In the recent dust-up over country singer Brad Paisley’s song “Accidental Racist,” most of the attention has fallen on the song’s description of a Confederate flag on a Lynyrd Skynyrd T-shirt. The song’s reference to “Dixieland” has drawn far less comment and ire.
Why is that? After all, Paisley’s protagonist — “just a white man comin’ to you from the Southland/Tryin’ to understand what it’s like not to be” — seems to think that the flag and the nickname are of a piece, simple signs of Southern pride and little more. But the song’s emphatic, perhaps ironic, use of “Dixie” raises a number of questions about what is at stake in this charismatic and controversial name.
Put simply, “Dixie” is a word that is widely read and little understood. The name evokes strong associations and engenders even stronger feelings, despite the fact that there is little agreement on what, exactly, it means. People often use “Dixie” transparently, as if it were a mere synonym for the South. Such usage whitewashes the word’s complicated origins and obscures the South’s complex cultural histories.
While there is no definitive etymological source for the word, scholars trace its use as a nickname for the South to the minstrel song “Dixie”: “I wish I was in the land of cotton/Old times there are not forgotten…” In the weeks following its first performance on Broadway in 1859, “Dixie,” with its problematic image of African-Americans longing for the plantation South, became a stand-in for the region as a whole.

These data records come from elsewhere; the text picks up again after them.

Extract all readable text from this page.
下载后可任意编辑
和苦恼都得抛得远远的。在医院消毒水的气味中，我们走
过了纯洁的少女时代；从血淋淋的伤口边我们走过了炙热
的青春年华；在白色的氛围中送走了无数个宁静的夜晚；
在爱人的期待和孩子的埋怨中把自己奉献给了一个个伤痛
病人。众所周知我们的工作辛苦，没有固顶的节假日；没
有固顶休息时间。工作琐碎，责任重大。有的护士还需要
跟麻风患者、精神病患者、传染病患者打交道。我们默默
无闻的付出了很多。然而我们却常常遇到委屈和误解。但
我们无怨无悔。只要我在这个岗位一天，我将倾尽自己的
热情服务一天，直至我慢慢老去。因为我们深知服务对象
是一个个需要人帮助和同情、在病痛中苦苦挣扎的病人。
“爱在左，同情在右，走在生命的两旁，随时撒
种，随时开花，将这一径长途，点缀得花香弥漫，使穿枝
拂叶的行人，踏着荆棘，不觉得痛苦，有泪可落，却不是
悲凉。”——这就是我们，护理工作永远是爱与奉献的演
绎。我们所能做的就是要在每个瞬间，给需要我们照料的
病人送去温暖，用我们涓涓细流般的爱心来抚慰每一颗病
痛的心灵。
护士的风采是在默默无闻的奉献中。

Originally performed in blackface and published in dialect, the song was hugely popular in both the North and the South in the lead-up to the Civil War. During the war, “Dixie” became the de facto Confederate national anthem, which caused some Southern nationalists to worry the song would “impose its very name on our country.” Needless to say, those worries were well founded.

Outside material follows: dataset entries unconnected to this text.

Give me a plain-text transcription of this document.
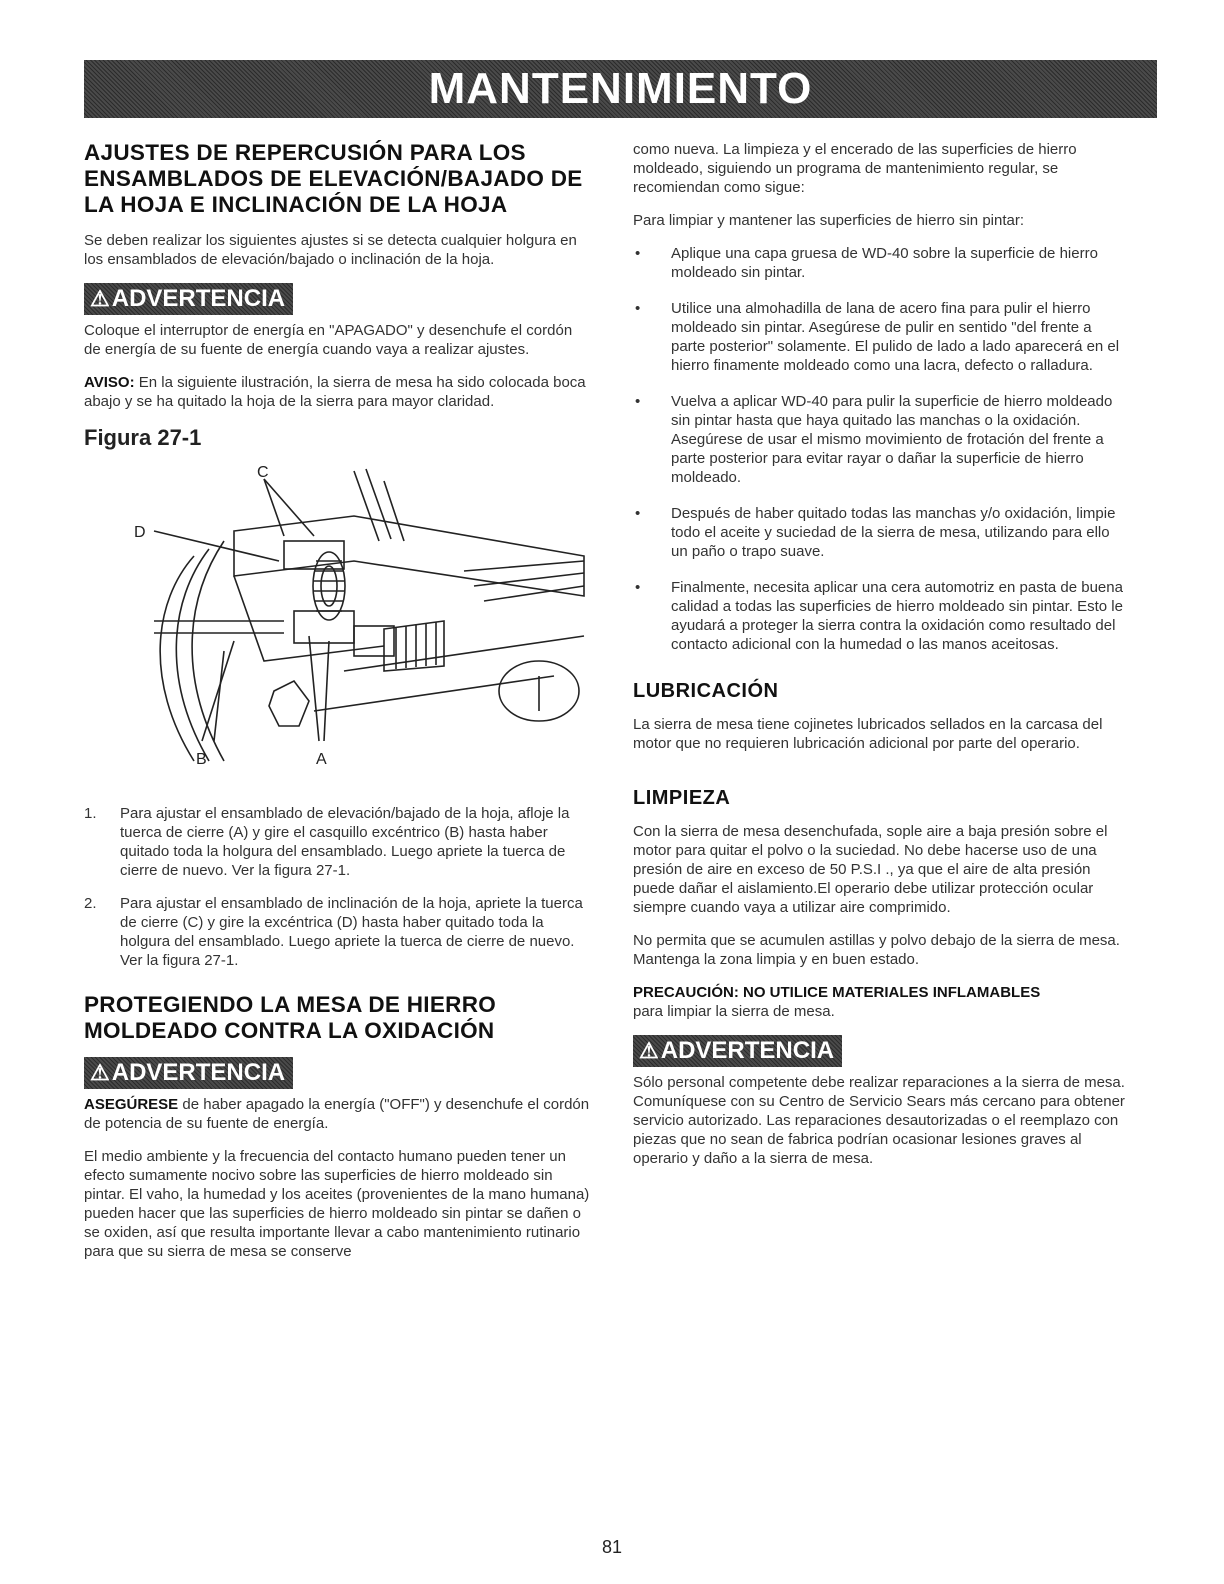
MANTENIMIENTO
AJUSTES DE REPERCUSIÓN PARA LOS ENSAMBLADOS DE ELEVACIÓN/BAJADO DE LA HOJA E INCLINACIÓN DE LA HOJA

Se deben realizar los siguientes ajustes si se detecta cualquier holgura en los ensamblados de elevación/bajado o inclinación de la hoja.

⚠ADVERTENCIA

Coloque el interruptor de energía en "APAGADO" y desenchufe el cordón de energía de su fuente de energía cuando vaya a realizar ajustes.

AVISO: En la siguiente ilustración, la sierra de mesa ha sido colocada boca abajo y se ha quitado la hoja de la sierra para mayor claridad.

Figura 27-1
C
D
B	A
1.	Para ajustar el ensamblado de elevación/bajado de la hoja, afloje la tuerca de cierre (A) y gire el casquillo excéntrico (B) hasta haber quitado toda la holgura del ensamblado. Luego apriete la tuerca de cierre de nuevo. Ver la figura 27-1.
2.	Para ajustar el ensamblado de inclinación de la hoja, apriete la tuerca de cierre (C) y gire la excéntrica (D) hasta haber quitado toda la holgura del ensamblado. Luego apriete la tuerca de cierre de nuevo. Ver la figura 27-1.
PROTEGIENDO LA MESA DE HIERRO MOLDEADO CONTRA LA OXIDACIÓN
⚠ADVERTENCIA

ASEGÚRESE de haber apagado la energía ("OFF") y desenchufe el cordón de potencia de su fuente de energía.

El medio ambiente y la frecuencia del contacto humano pueden tener un efecto sumamente nocivo sobre las superficies de hierro moldeado sin pintar. El vaho, la humedad y los aceites (provenientes de la mano humana) pueden hacer que las superficies de hierro moldeado sin pintar se dañen o se oxiden, así que resulta importante llevar a cabo mantenimiento rutinario para que su sierra de mesa se conserve

como nueva. La limpieza y el encerado de las superficies de hierro moldeado, siguiendo un programa de mantenimiento regular, se recomiendan como sigue:

Para limpiar y mantener las superficies de hierro sin pintar:

•	Aplique una capa gruesa de WD-40 sobre la superficie de hierro moldeado sin pintar.
•	Utilice una almohadilla de lana de acero fina para pulir el hierro moldeado sin pintar. Asegúrese de pulir en sentido "del frente a parte posterior" solamente. El pulido de lado a lado aparecerá en el hierro finamente moldeado como una lacra, defecto o ralladura.
•	Vuelva a aplicar WD-40 para pulir la superficie de hierro moldeado sin pintar hasta que haya quitado las manchas o la oxidación. Asegúrese de usar el mismo movimiento de frotación del frente a parte posterior para evitar rayar o dañar la superficie de hierro moldeado.
•	Después de haber quitado todas las manchas y/o oxidación, limpie todo el aceite y suciedad de la sierra de mesa, utilizando para ello un paño o trapo suave.
•	Finalmente, necesita aplicar una cera automotriz en pasta de buena calidad a todas las superficies de hierro moldeado sin pintar. Esto le ayudará a proteger la sierra contra la oxidación como resultado del contacto adicional con la humedad o las manos aceitosas.
LUBRICACIÓN

La sierra de mesa tiene cojinetes lubricados sellados en la carcasa del motor que no requieren lubricación adicional por parte del operario.

LIMPIEZA

Con la sierra de mesa desenchufada, sople aire a baja presión sobre el motor para quitar el polvo o la suciedad. No debe hacerse uso de una presión de aire en exceso de 50 P.S.I ., ya que el aire de alta presión puede dañar el aislamiento.El operario debe utilizar protección ocular siempre cuando vaya a utilizar aire comprimido.

No permita que se acumulen astillas y polvo debajo de la sierra de mesa. Mantenga la zona limpia y en buen estado.

PRECAUCIÓN: NO UTILICE MATERIALES INFLAMABLES
para limpiar la sierra de mesa.

⚠ADVERTENCIA

Sólo personal competente debe realizar reparaciones a la sierra de mesa. Comuníquese con su Centro de Servicio Sears más cercano para obtener servicio autorizado. Las reparaciones desautorizadas o el reemplazo con piezas que no sean de fabrica podrían ocasionar lesiones graves al operario y daño a la sierra de mesa.

81
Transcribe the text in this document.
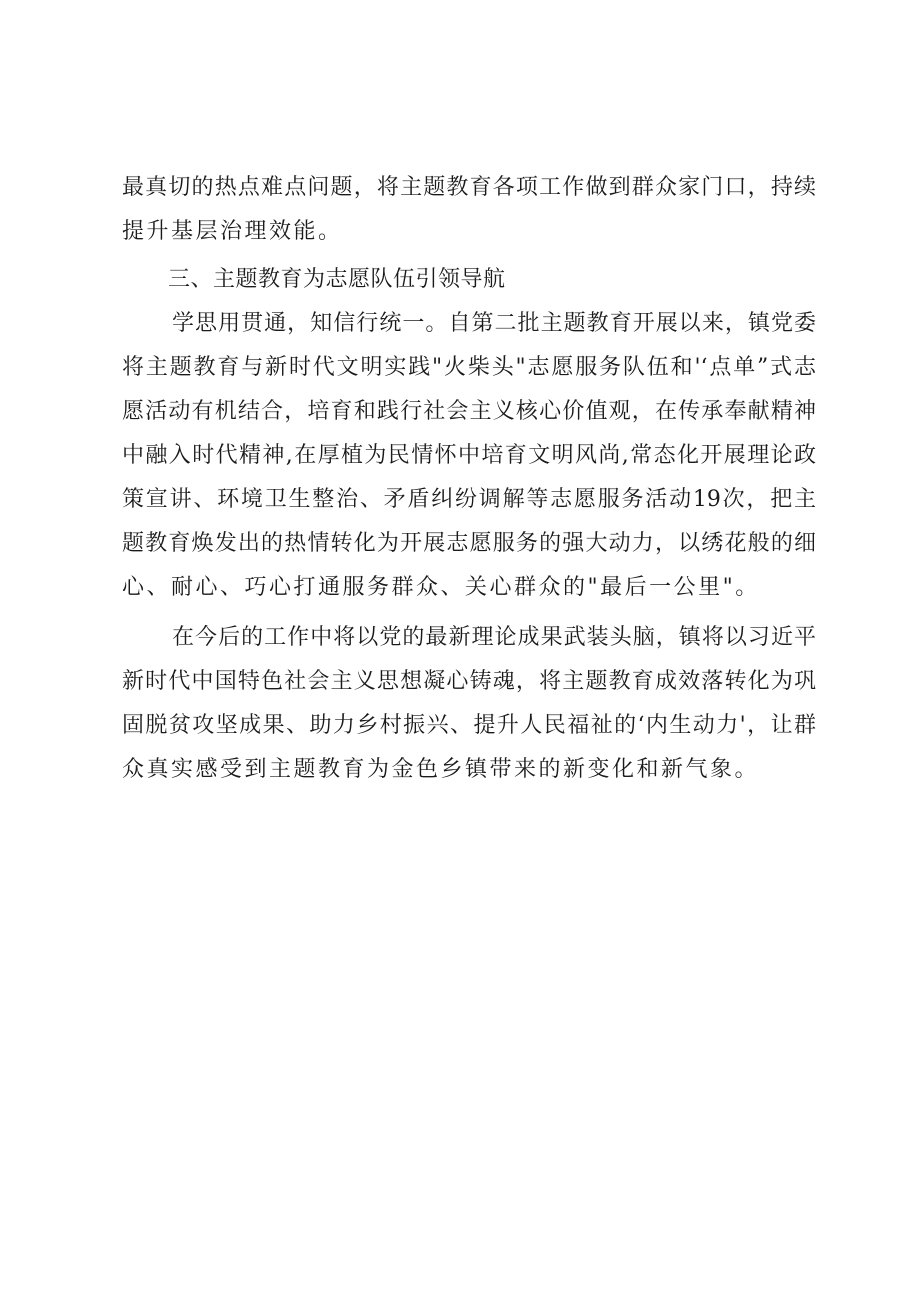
最真切的热点难点问题，将主题教育各项工作做到群众家门口，持续
提升基层治理效能。
三、主题教育为志愿队伍引领导航
学思用贯通，知信行统一。自第二批主题教育开展以来，镇党委
将主题教育与新时代文明实践"火柴头"志愿服务队伍和'‘点单”式志
愿活动有机结合，培育和践行社会主义核心价值观，在传承奉献精神
中融入时代精神,在厚植为民情怀中培育文明风尚,常态化开展理论政
策宣讲、环境卫生整治、矛盾纠纷调解等志愿服务活动19次，把主
题教育焕发出的热情转化为开展志愿服务的强大动力，以绣花般的细
心、耐心、巧心打通服务群众、关心群众的"最后一公里"。
在今后的工作中将以党的最新理论成果武装头脑，镇将以习近平
新时代中国特色社会主义思想凝心铸魂，将主题教育成效落转化为巩
固脱贫攻坚成果、助力乡村振兴、提升人民福祉的‘内生动力'，让群
众真实感受到主题教育为金色乡镇带来的新变化和新气象。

More than 150 years later, the song and its nickname continue to shape how people think about the South. Among many other things, “Dixie” functions as a shorthand for regional pride and racism; tradition and backwardness; a sense of place, and a sense of outrage. “Dixie” has been used both by and against Southerners, with varying degrees of affection and disgust, for generations.
In the 21st century, the word helps to sell everything from beer to botanicals, from baby strollers to mortuary services. Even products that have an ambiguous or vexed relationship to the South — for instance, Dixie Cups, or the Dixie Chicks — become Southern by association.

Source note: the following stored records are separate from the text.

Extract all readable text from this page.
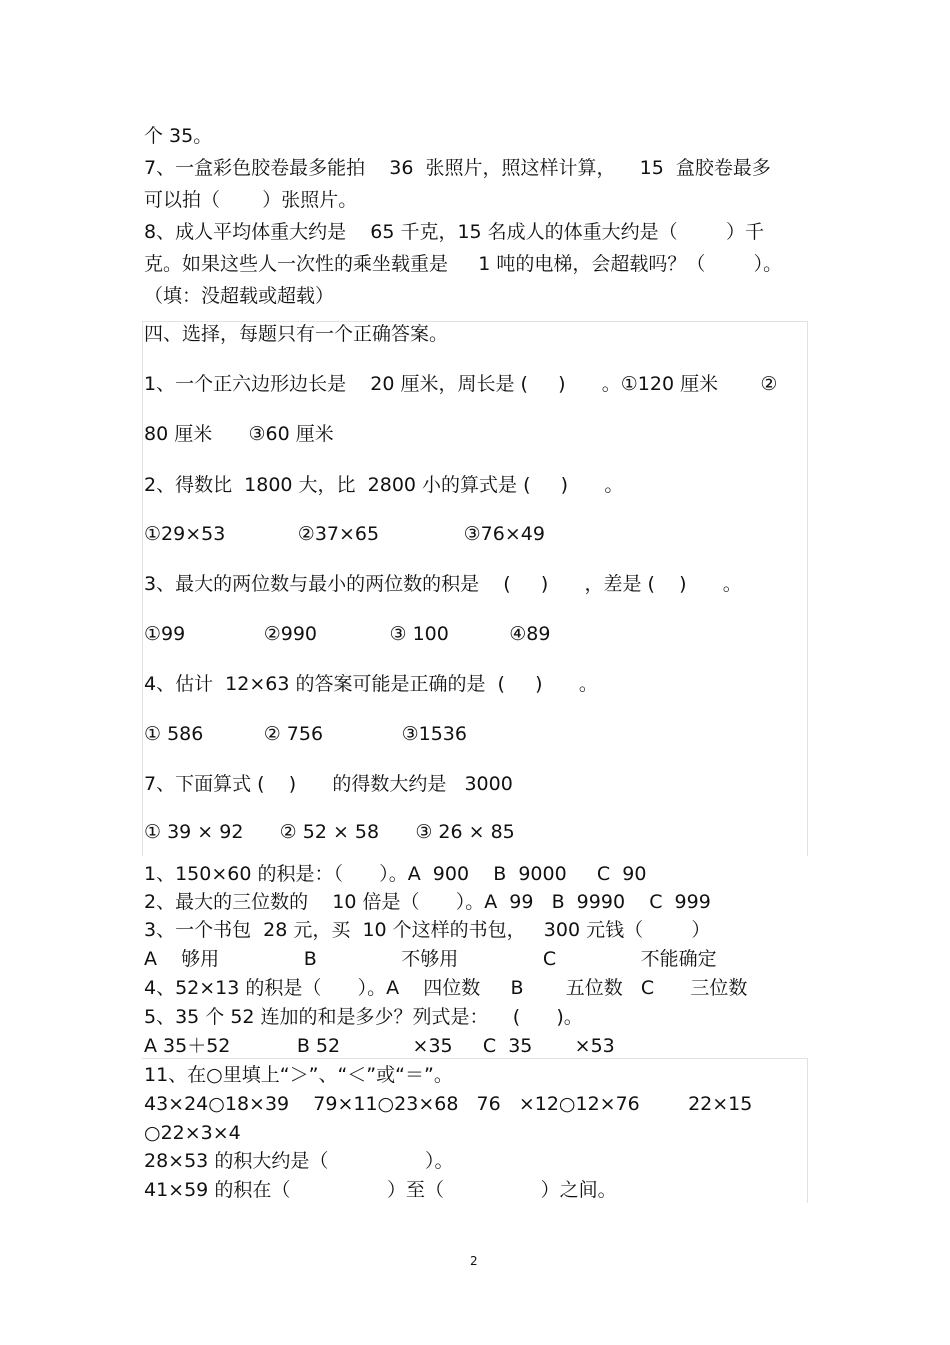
个 35。
7、一盒彩色胶卷最多能拍    36  张照片，照这样计算，    15  盒胶卷最多
可以拍（       ）张照片。
8、成人平均体重大约是    65 千克，15 名成人的体重大约是（        ）千
克。如果这些人一次性的乘坐载重是     1 吨的电梯，会超载吗？（        ）。
（填：没超载或超载）
四、选择，每题只有一个正确答案。
1、一个正六边形边长是    20 厘米，周长是 (     )      。①120 厘米       ②
80 厘米      ③60 厘米
2、得数比  1800 大，比  2800 小的算式是 (     )      。
①29×53            ②37×65              ③76×49
3、最大的两位数与最小的两位数的积是    (     )      ，差是 (    )      。
①99             ②990            ③ 100          ④89
4、估计  12×63 的答案可能是正确的是  (     )      。
① 586          ② 756             ③1536
7、下面算式 (    )      的得数大约是   3000
① 39 × 92      ② 52 × 58      ③ 26 × 85
1、150×60 的积是：（      ）。A  900    B  9000     C  90
2、最大的三位数的    10 倍是（      ）。A  99   B  9990    C  999
3、一个书包  28 元，买  10 个这样的书包，   300 元钱（        ）
A    够用              B              不够用              C              不能确定
4、52×13 的积是（      ）。A    四位数     B       五位数   C      三位数
5、35 个 52 连加的和是多少？列式是：    (      )。
A 35＋52           B 52            ×35     C  35       ×53
11、在○里填上“＞”、“＜”或“＝”。
43×24○18×39    79×11○23×68   76   ×12○12×76        22×15
○22×3×4
28×53 的积大约是（                ）。
41×59 的积在（                ）至（                ）之间。
2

We cannot assume that “Dixie” names the same thing in the same way every time it is used. After all, the U.S. South has always been an exceedingly difficult region to define. Moreover, the South’s increasing diversity runs counter to the word’s strongly sectional associations.
Many contemporary Southerners want nothing to do with “Dixie” — as a nickname or a cultural identity. Nonetheless, writers, artists, and critics persist in using the word to tell about the South. Brad Paisley is far from alone. (Although he does seem particularly enamored of the word; three songs on Paisley’s new album, “Wheelhouse,” name-check “Dixie.”) As a result, we can be sure that “Dixie” won’t be forgotten anytime soon. We would do well, then, to think more carefully about the power of this promiscuous five-letter word.
Coleman Hutchison is an associate professor of English at the University of Texas at Austin and the author of “Apples and Ashes: Literature, Nationalism, and the Confederate States of America.” He is currently working on a cultural biography of “Dixie.”